Unter dem Mikroskop und im Sediment lassen sich häufig Bakterien und Harnsteine nachweisen. Das spezifische Gewicht des Urins gibt Aufschluss über die Konzentrationsfähigkeit der Nieren. Mit einem Refraktometer wird die Anzahl der gelösten Partikel im Urin bestimmt. Ein verringertes spezifisches Gewicht tritt beispielsweise bei Diabetes insipidus auf. Umgekehrt tritt ein hohes spezifisches Gewicht normalerweise bei starker Dehydrierung und verschiedenen Lebererkrankungen auf. Zum Ausschluss von Tumoren oder Verschiebungen werden Röntgenaufnahmen gemacht.
Behandlung
Da Harninkontinenz bei Hunden viele Ursachen haben kann, richtet sich die Therapie nach der Grunderkrankung. Die meisten Fehlbildungen und Tumore können operiert werden, wobei bei letzterem auch eine Chemo- oder Strahlentherapie helfen kann. Harnsteine (meist Struvit) können chirurgisch oder durch konservative Behandlung mit eiweißarmer Ernährung, die sie auflöst, entfernt werden.

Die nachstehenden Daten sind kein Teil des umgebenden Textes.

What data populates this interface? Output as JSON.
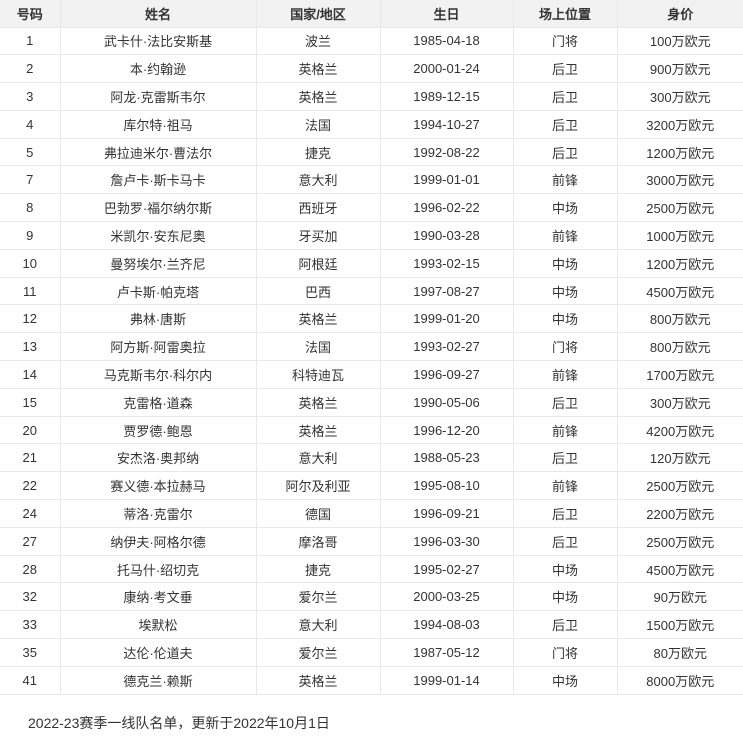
{
  "table": {
    "columns": [
      {
        "label": "号码"
      },
      {
        "label": "姓名"
      },
      {
        "label": "国家/地区"
      },
      {
        "label": "生日"
      },
      {
        "label": "场上位置"
      },
      {
        "label": "身价"
      }
    ],
    "rows": [
      {
        "number": "1",
        "name": "武卡什·法比安斯基",
        "country": "波兰",
        "birthday": "1985-04-18",
        "position": "门将",
        "value": "100万欧元"
      },
      {
        "number": "2",
        "name": "本·约翰逊",
        "country": "英格兰",
        "birthday": "2000-01-24",
        "position": "后卫",
        "value": "900万欧元"
      },
      {
        "number": "3",
        "name": "阿龙·克雷斯韦尔",
        "country": "英格兰",
        "birthday": "1989-12-15",
        "position": "后卫",
        "value": "300万欧元"
      },
      {
        "number": "4",
        "name": "库尔特·祖马",
        "country": "法国",
        "birthday": "1994-10-27",
        "position": "后卫",
        "value": "3200万欧元"
      },
      {
        "number": "5",
        "name": "弗拉迪米尔·曹法尔",
        "country": "捷克",
        "birthday": "1992-08-22",
        "position": "后卫",
        "value": "1200万欧元"
      },
      {
        "number": "7",
        "name": "詹卢卡·斯卡马卡",
        "country": "意大利",
        "birthday": "1999-01-01",
        "position": "前锋",
        "value": "3000万欧元"
      },
      {
        "number": "8",
        "name": "巴勃罗·福尔纳尔斯",
        "country": "西班牙",
        "birthday": "1996-02-22",
        "position": "中场",
        "value": "2500万欧元"
      },
      {
        "number": "9",
        "name": "米凯尔·安东尼奥",
        "country": "牙买加",
        "birthday": "1990-03-28",
        "position": "前锋",
        "value": "1000万欧元"
      },
      {
        "number": "10",
        "name": "曼努埃尔·兰齐尼",
        "country": "阿根廷",
        "birthday": "1993-02-15",
        "position": "中场",
        "value": "1200万欧元"
      },
      {
        "number": "11",
        "name": "卢卡斯·帕克塔",
        "country": "巴西",
        "birthday": "1997-08-27",
        "position": "中场",
        "value": "4500万欧元"
      },
      {
        "number": "12",
        "name": "弗林·唐斯",
        "country": "英格兰",
        "birthday": "1999-01-20",
        "position": "中场",
        "value": "800万欧元"
      },
      {
        "number": "13",
        "name": "阿方斯·阿雷奥拉",
        "country": "法国",
        "birthday": "1993-02-27",
        "position": "门将",
        "value": "800万欧元"
      },
      {
        "number": "14",
        "name": "马克斯韦尔·科尔内",
        "country": "科特迪瓦",
        "birthday": "1996-09-27",
        "position": "前锋",
        "value": "1700万欧元"
      },
      {
        "number": "15",
        "name": "克雷格·道森",
        "country": "英格兰",
        "birthday": "1990-05-06",
        "position": "后卫",
        "value": "300万欧元"
      },
      {
        "number": "20",
        "name": "贾罗德·鲍恩",
        "country": "英格兰",
        "birthday": "1996-12-20",
        "position": "前锋",
        "value": "4200万欧元"
      },
      {
        "number": "21",
        "name": "安杰洛·奥邦纳",
        "country": "意大利",
        "birthday": "1988-05-23",
        "position": "后卫",
        "value": "120万欧元"
      },
      {
        "number": "22",
        "name": "赛义德·本拉赫马",
        "country": "阿尔及利亚",
        "birthday": "1995-08-10",
        "position": "前锋",
        "value": "2500万欧元"
      },
      {
        "number": "24",
        "name": "蒂洛·克雷尔",
        "country": "德国",
        "birthday": "1996-09-21",
        "position": "后卫",
        "value": "2200万欧元"
      },
      {
        "number": "27",
        "name": "纳伊夫·阿格尔德",
        "country": "摩洛哥",
        "birthday": "1996-03-30",
        "position": "后卫",
        "value": "2500万欧元"
      },
      {
        "number": "28",
        "name": "托马什·绍切克",
        "country": "捷克",
        "birthday": "1995-02-27",
        "position": "中场",
        "value": "4500万欧元"
      },
      {
        "number": "32",
        "name": "康纳·考文垂",
        "country": "爱尔兰",
        "birthday": "2000-03-25",
        "position": "中场",
        "value": "90万欧元"
      },
      {
        "number": "33",
        "name": "埃默松",
        "country": "意大利",
        "birthday": "1994-08-03",
        "position": "后卫",
        "value": "1500万欧元"
      },
      {
        "number": "35",
        "name": "达伦·伦道夫",
        "country": "爱尔兰",
        "birthday": "1987-05-12",
        "position": "门将",
        "value": "80万欧元"
      },
      {
        "number": "41",
        "name": "德克兰·赖斯",
        "country": "英格兰",
        "birthday": "1999-01-14",
        "position": "中场",
        "value": "8000万欧元"
      }
    ]
  },
  "footer": {
    "note": "2022-23赛季一线队名单，更新于2022年10月1日"
  },
  "colors": {
    "header_bg": "#f2f2f2",
    "row_bg": "#ffffff",
    "border": "#e8e8e8",
    "text": "#333333"
  }
}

Bei entzündlichen Ursachen werden entzündungshemmende Medikamente und bei bakteriellen Ursachen nach einem Resistenztest Antibiotika verabreicht. Bei hormonellen Erkrankungen kann je nach Hormonspiegel eine Ergänzung des fehlenden Hormons erfolgen. Gerade bei Östrogenen müssen die zahlreichen Nebenwirkungen berücksichtigt werden. Daher muss jede Behandlung von einem Arzt überwacht werden. Die Beschwerden der Inkontinenz beim Hund durch Kastration können mit Akupunktur, Neuraltherapien, Medikamenten (Sympathomimetika) und einer Operation gelindert oder sogar beseitigt werden. Die gewählte Behandlung hängt immer vom Allgemeinzustand und dem Alter des Hundes ab.
Vorhersage
Ob und inwieweit eine Inkontinenz geheilt werden kann, hängt von Ursache, Schweregrad und Therapieerfolg ab. Wird das Nervengewebe durch einen schweren Unfall komplett zerstört, ist die Prognose meist nicht positiv. Dagegen sind Blasenentzündungen und Harnsteine meist heilbar.
Verhütung
Kastration ist eine häufige Ursache für Inkontinenz bei Hunden und einige Rassen haben eine hohe Prädisposition. Aus diesem Grund wäre bei den am stärksten betroffenen Rassen eine sorgfältige Überlegung erforderlich, ob eine Kastration durchgeführt werden soll oder nicht. Um Harnsteinen und entzündlichen Erkrankungen vorzubeugen, ist es ratsam, den Hund ausreichend Wasser trinken zu lassen und ihn ausgewogen zu ernähren.
Franziska G., Tierärztin
Ich wurde an der Justus-Liebig-Universität Gießen in Deutschland vollständig zum Tierarzt ausgebildet, wo ich Erfahrungen in verschiedenen Bereichen wie Nager- und Kleintiermedizin, Großtier- und Exotenmedizin, sowie Pharmakologie, Pathologie u Nahrungshygiene. Seitdem arbeite ich neben meiner Tätigkeit als Veterinärautor an meiner Doktorarbeit mit wissenschaftlichem Charakter. Mein Ziel ist es, Tiere besser vor krankheitserregenden bakteriellen Erregern zu schützen. Neben meinen tiermedizinischen Kenntnissen teile ich auch meine eigenen Erfahrungen als Hundesitter, damit ich Ängste und Probleme, sowie andere wichtige Fragen zur Tiergesundheit verstehen und klären kann.